7. 20 rosas rojas sobre el camino de piedra

20.01.2022

-Dicen que hay que dejar veinte rosas rojas sobre el caminito que va desde el puente viejo hasta la entrada del bosque. Veinte. Ni una más, ni una menos.

-Entonces hagámoslo. Cortemos las flores del rosal de doña Paulina. No creo que se enoje, si le explicamos para qué las queremos.

Segismundo, Enriqueta y yo partimos hacia la casa de doña Paulina, que seguramente estaría ya durmiendo, puesto que apenas se hace el atardecer no queda un alma en las calles. No es que el pueblo tenga poca diversión, lo que sucede es que desde que empezaron a desaparecer las personas, ya nadie quiere arriesgarse; algunas comentan que se trata de trolls, mientras que otras evalúan la posibilidad de que los raptores sean ogros. Yo no estoy seguro de cuál es la respuesta, pero no veo qué ventaja podríamos tener si fuera uno u el otro.

Llegamos hasta lo de doña Paulina. Da la casualidad que el terreno de al lado de ella está desocupado; era -sigue siendo- sólo un descampado en el cual a veces nos infiltrábamos para hacer un picadito o, más de noche, buscando escondite para las escondidas. A este terreno sólo lo separaba un alambrado de la casa de doña Paulina. Fuimos hasta el fondo y atacamos el rosal a través de los agujeros del alambre. Las ramas punzantes atravesaban una vieja glorieta y algunas de ellas pasaban hacia el descampado por medio del alambrado. Nos pusimos los guantes y con mucho cuidado cortamos la cantidad de rosas que necesitábamos. De doña Paulina no hubo noticia.

Cuando hubimos recolectado las flores que necesitábamos, salimos del descampado y nos dirigimos a la salida del pueblo. Una vez allí, nos enfrentamos al viejo puente. Segismundo siempre parecía estar colgado de la luna de Valencia, por lo que Enriqueta tomó la iniciativa y empezó a colocar las rosas sobre el caminito del puente. Una tras otra a no más de dos metros de distancia entre cada una.
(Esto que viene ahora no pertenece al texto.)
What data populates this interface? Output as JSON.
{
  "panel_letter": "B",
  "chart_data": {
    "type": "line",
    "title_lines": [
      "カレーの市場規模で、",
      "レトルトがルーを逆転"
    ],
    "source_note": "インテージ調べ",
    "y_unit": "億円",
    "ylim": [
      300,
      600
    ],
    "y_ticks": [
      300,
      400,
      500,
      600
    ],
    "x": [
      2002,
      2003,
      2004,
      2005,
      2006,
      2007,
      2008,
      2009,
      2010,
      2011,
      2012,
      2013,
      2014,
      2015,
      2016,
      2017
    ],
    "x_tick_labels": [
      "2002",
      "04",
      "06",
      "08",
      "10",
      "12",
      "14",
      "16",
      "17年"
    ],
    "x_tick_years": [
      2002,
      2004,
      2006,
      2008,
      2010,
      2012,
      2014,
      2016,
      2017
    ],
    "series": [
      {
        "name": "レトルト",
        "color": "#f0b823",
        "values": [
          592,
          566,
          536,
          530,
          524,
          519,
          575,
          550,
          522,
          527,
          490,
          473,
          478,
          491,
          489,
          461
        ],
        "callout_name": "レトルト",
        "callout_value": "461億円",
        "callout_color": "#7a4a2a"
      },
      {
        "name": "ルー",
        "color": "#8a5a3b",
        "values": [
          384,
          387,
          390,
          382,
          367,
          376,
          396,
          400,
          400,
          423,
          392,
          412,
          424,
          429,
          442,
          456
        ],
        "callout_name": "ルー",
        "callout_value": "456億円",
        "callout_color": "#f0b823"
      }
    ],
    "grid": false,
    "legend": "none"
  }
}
Una vez colocadas las florcitas, nos miramos expectantes. Como parte de nuestro plan previo, nos dirigimos hacia una pila de maderas a medio pudrir que estaba medio ordenada a la orilla del arroyo sobre el que pasaba el puente. El arroyo estaba prácticamente seco, como casi todas las cosas a su alrededor.

Allí esperamos, nerviosos y ansiosos por comprobar si nuestra aventura daba frutos. Tras lo que pareció una eternidad, Segismundo chequeó un viejo reloj de pulsera y comentó por lo bajo que sólo habían pasado quince minutos. Apesadumbrado por la impaciencia, quiso dar media vuelta y volver a su casa, pero Enriqueta lo calló con un gesto soberbio.
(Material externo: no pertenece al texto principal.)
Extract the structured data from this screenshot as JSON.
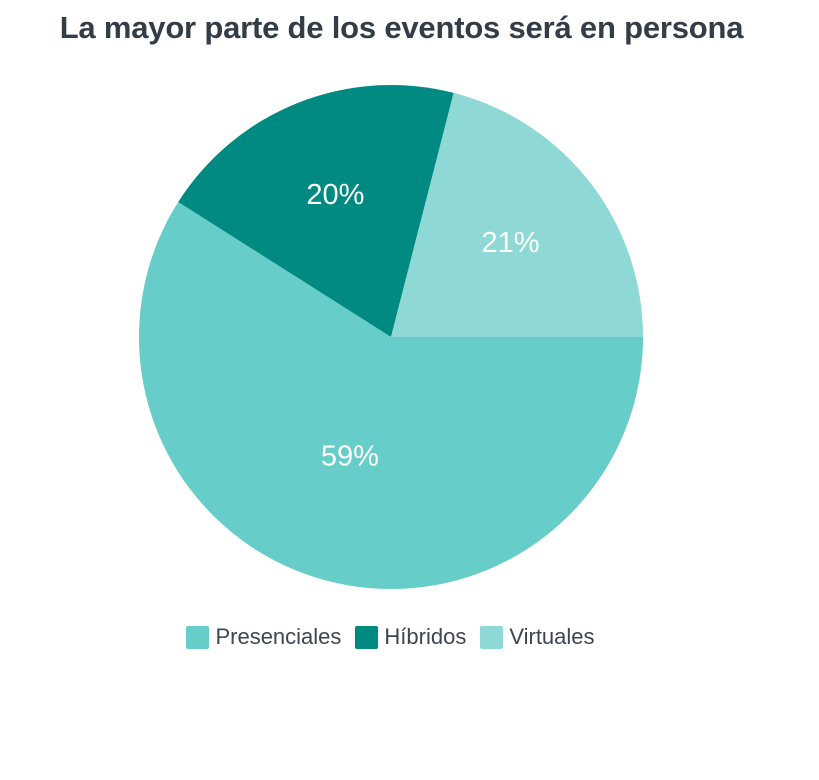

Cuando ya daba la sensación de que nada iba a suceder, se largó a llover. Gotas grandes, pesadas, que rebotaban contra la madera del puente como pequeñas pelotas de goma picando incesantemente. La lluvia hizo que corriéramos hasta una lomita cercana, desde la cual aún podíamos observar el puente; mientras estaba acomodándome la camiseta que por la lluvia se me pegaba al cuerpo, Enriqueta me palmeó el brazo. La miré, e inmediatamente dirigí la vista hacia el puente. Allí estaban.

Cuatro seres gigantescos, de alrededor de tres metros de estatura -o más, el miedo suele desafinar la percepción un tanto-, caminaban con dificultad a través del viejo puente juntando las rosas rojas que habíamos dejado. Daba la sensación que apenas podían desplazarse: también es posible que, con los nervios que me acosaban, no entendiera realmente lo que estaba sucediendo. Parecían seres humanos, con uno de esos desórdenes genéticos que producen un gigantismo desproporcionado. Usaban el pelo largo, tenían barbas cortadas como a hachazos y una expresión bastante calma. La gente del pueblo, al fin y al cabo tenía razón. Eran trolls.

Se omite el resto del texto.